In a large mixing bowl, combine 1 cup creamy peanut butter and 1 cup packed light brown sugar. Use an electric mixer or whisk to blend until smooth and creamy.
Add 1 large egg and 1 tablespoon vanilla extract. Mix until well combined and fluffy.
Sprinkle in 1 teaspoon baking soda and mix until fully incorporated.
Gently fold in the entire 8-ounce bag of Heath Milk Chocolate Toffee Bits, distributing evenly.
Using a cookie scoop or tablespoon, portion dough onto a parchment-lined baking sheet, leaving space between cookies.
Bake for 10-12 minutes, until edges are lightly golden. Centers may look slightly underbaked.

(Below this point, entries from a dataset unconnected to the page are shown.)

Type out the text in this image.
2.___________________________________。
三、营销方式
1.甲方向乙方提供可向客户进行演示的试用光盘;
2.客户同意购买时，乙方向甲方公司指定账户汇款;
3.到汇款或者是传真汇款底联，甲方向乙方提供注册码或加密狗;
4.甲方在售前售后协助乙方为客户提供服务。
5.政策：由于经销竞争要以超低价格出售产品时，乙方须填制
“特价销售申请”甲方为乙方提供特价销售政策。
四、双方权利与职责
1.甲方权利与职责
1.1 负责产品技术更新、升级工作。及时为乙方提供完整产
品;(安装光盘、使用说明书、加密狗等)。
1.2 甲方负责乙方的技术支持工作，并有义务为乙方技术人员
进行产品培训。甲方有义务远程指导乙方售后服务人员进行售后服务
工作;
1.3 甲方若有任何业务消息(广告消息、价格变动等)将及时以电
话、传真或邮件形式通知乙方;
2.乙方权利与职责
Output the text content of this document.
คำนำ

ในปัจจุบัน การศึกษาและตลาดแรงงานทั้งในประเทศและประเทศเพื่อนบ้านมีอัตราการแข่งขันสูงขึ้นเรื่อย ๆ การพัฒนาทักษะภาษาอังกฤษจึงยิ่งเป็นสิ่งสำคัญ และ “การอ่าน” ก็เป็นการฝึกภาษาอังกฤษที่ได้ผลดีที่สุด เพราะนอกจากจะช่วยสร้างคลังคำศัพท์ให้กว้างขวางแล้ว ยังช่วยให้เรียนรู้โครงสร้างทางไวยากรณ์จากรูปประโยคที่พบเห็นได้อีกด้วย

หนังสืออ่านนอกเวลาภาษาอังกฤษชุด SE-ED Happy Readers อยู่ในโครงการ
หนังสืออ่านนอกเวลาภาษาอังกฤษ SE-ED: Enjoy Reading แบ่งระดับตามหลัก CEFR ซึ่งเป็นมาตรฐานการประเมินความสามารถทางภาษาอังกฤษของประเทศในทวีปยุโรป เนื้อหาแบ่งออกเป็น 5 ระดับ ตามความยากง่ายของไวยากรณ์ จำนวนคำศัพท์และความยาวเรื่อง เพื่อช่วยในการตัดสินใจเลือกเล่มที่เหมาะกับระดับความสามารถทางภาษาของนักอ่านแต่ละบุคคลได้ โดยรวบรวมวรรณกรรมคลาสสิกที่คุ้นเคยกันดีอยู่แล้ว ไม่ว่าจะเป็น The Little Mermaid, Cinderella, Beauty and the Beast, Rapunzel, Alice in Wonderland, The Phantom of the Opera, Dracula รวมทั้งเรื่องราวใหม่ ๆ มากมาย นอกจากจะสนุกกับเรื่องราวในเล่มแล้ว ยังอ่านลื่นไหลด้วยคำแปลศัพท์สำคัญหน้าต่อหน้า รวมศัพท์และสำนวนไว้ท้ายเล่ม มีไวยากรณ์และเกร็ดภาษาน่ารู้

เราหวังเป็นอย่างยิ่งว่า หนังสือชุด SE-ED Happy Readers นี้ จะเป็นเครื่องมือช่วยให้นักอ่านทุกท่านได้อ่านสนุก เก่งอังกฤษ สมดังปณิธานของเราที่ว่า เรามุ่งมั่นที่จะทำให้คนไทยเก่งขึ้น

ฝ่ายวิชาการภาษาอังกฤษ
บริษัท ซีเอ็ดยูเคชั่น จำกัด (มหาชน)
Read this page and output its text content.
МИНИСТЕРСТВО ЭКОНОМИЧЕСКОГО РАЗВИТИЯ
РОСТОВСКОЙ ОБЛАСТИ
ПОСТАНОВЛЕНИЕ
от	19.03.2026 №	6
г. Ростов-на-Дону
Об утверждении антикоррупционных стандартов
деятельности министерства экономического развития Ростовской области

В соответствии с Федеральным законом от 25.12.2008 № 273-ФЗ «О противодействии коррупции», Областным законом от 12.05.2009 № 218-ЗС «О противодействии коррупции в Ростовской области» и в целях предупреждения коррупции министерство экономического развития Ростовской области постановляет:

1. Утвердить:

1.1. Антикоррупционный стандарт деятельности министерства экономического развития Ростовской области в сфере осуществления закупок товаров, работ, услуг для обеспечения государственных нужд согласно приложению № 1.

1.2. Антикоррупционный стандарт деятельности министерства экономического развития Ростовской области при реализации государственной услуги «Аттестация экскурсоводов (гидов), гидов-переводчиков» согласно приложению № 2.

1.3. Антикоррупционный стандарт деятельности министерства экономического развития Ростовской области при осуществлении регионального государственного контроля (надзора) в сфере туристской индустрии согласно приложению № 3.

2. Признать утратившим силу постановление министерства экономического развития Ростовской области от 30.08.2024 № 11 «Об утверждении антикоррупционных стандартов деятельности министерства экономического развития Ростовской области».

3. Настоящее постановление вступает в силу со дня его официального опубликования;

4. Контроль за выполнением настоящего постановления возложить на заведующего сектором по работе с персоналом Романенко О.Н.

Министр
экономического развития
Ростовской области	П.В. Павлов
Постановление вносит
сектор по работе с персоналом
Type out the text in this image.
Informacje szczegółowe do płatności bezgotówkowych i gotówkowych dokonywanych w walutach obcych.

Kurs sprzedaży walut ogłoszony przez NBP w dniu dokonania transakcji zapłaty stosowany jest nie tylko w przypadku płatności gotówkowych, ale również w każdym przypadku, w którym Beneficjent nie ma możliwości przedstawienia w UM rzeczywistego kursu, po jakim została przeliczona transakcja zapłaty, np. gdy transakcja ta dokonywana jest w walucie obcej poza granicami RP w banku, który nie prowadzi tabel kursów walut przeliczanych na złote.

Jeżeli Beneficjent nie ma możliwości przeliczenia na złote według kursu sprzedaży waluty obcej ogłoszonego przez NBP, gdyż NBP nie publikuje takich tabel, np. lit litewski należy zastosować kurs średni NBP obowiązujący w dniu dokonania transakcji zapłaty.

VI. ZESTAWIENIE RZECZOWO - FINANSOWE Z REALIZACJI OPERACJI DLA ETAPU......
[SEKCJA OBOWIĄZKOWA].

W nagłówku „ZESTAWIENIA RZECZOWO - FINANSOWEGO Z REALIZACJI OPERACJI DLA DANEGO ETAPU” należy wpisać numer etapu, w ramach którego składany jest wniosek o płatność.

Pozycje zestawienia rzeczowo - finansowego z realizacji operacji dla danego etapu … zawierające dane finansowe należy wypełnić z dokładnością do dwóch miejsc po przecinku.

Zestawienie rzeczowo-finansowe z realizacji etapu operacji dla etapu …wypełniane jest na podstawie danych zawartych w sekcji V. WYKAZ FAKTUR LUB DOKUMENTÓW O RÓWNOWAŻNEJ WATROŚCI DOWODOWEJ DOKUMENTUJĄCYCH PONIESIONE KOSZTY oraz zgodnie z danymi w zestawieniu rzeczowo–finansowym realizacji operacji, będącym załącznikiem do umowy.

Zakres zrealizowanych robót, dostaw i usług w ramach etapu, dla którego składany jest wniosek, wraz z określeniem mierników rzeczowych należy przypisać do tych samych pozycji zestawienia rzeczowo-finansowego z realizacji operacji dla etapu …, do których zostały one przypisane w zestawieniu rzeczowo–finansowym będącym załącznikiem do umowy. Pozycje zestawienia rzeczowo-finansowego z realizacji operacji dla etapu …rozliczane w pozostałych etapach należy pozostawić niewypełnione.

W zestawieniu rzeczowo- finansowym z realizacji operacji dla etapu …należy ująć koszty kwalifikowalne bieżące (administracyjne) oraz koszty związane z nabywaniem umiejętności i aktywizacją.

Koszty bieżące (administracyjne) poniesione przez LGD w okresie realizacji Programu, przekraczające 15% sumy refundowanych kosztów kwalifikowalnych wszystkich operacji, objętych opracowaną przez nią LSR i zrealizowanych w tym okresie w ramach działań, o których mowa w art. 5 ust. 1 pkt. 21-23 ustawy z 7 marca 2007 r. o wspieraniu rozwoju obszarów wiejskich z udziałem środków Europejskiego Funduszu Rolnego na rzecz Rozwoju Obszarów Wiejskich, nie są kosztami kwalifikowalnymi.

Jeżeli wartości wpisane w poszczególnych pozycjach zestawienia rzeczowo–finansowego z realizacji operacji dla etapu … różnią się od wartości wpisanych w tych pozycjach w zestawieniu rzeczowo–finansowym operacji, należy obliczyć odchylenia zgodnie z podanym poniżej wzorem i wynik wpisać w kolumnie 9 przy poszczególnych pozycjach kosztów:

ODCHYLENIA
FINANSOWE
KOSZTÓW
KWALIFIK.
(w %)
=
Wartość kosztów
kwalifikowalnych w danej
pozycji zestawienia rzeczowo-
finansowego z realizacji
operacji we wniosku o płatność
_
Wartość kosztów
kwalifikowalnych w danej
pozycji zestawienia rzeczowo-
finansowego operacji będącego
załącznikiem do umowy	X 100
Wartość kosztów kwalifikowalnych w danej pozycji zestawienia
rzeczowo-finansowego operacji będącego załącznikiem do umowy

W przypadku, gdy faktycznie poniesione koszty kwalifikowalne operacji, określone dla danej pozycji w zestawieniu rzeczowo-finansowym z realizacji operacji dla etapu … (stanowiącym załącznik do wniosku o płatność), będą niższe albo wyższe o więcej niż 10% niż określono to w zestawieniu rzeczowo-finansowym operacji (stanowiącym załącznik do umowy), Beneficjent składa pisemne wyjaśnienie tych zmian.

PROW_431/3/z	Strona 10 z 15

Let cookies cool on baking sheet for 5 minutes, then transfer to a wire rack to cool completely. Enjoy warm or at room temperature!
Equipment
Baking Sheet
Parchment Paper
Mixing Bowls
Whisk or electric mixer
Cookie Scoop
Notes
Chill the dough for 30 minutes before baking to prevent cookies from spreading too much.
Add 1-2 tablespoons of flour for thicker cookies.
Reduce baking time slightly if cookies come out too dry.
Store dough in the refrigerator for up to 3 days before baking.
Freeze baked cookies in an airtight container for up to 3 months; thaw before eating.